ROANOKE TIMES

                         Roanoke Times
                 Copyright (c) 1995, Landmark Communications, Inc.

DATE: MONDAY, December 13, 1993                   TAG: 9312130061
SECTION: NATIONAL/INTERNATIONAL                    PAGE: A-5   EDITION: METRO 
SOURCE: Associated Press
DATELINE: KUALA LUMPUR, MALAYSIA                                LENGTH: Short


HOPES DIM FOR VICTIMS OF COLLAPSE

Fifty-four people remained entombed Sunday in the rubble of a luxury apartment building a day after it was hit by a landslide and collapsed.

Rescue efforts continued despite fading hopes for those trapped by the shattered concrete and twisted steel beams of the pancaked 12-story building. A Japanese woman was the only confirmed death.

Work stopped several times Sunday when sirens warned that a fissure in the ground seemed to be widening, threatening the collapse of a second hillside condominium onto the remains of the first.

The hillside soil was weakened by monsoon rains, causing the landslide.
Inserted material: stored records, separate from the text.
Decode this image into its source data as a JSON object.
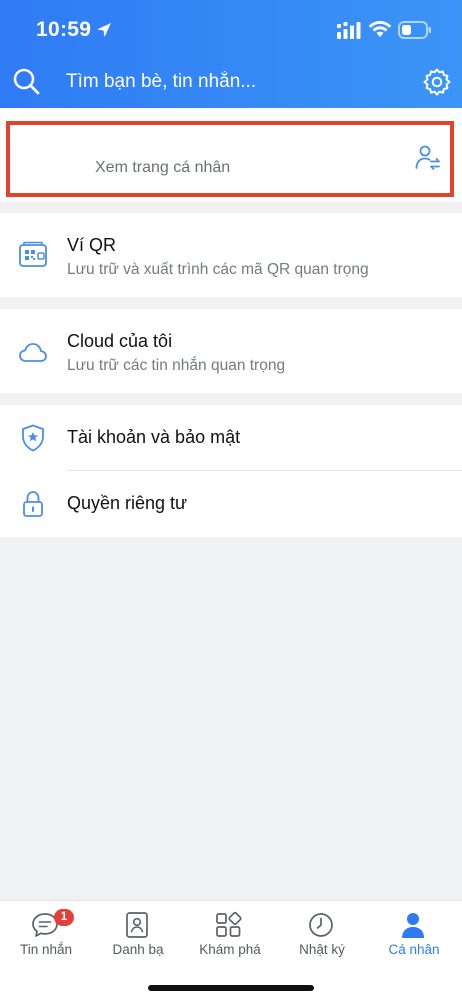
{
  "status_bar": {
    "time": "10:59"
  },
  "search": {
    "placeholder": "Tìm bạn bè, tin nhắn..."
  },
  "profile": {
    "subtitle": "Xem trang cá nhân"
  },
  "menu": {
    "qr_wallet": {
      "title": "Ví QR",
      "subtitle": "Lưu trữ và xuất trình các mã QR quan trọng"
    },
    "cloud": {
      "title": "Cloud của tôi",
      "subtitle": "Lưu trữ các tin nhắn quan trọng"
    },
    "account_security": {
      "title": "Tài khoản và bảo mật"
    },
    "privacy": {
      "title": "Quyền riêng tư"
    }
  },
  "bottom_nav": {
    "items": [
      {
        "label": "Tin nhắn",
        "icon": "chat-icon",
        "badge": "1",
        "active": false
      },
      {
        "label": "Danh bạ",
        "icon": "contacts-icon",
        "active": false
      },
      {
        "label": "Khám phá",
        "icon": "discover-icon",
        "active": false
      },
      {
        "label": "Nhật ký",
        "icon": "clock-icon",
        "active": false
      },
      {
        "label": "Cá nhân",
        "icon": "person-icon",
        "active": true
      }
    ]
  },
  "colors": {
    "header_gradient_start": "#2f7bf4",
    "header_gradient_end": "#3b95f7",
    "accent": "#2f7bf4",
    "highlight_border": "#e2432a",
    "badge": "#e0413a",
    "icon_blue": "#4a8ee8"
  }
}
Nine foreigners - three Filipinos, two Koreans, two Indians and two Indonesians - were among the 54 missing. Officials earlier had estimated 41 people were missing.

Among Malaysians unaccounted for were 15 children, including a group of youngsters holding a party in a first-floor apartment. Alex Lee, deputy minister for national development, said the cries of children could be heard coming from the wreckage hours after the collapse. The cries had stopped by morning.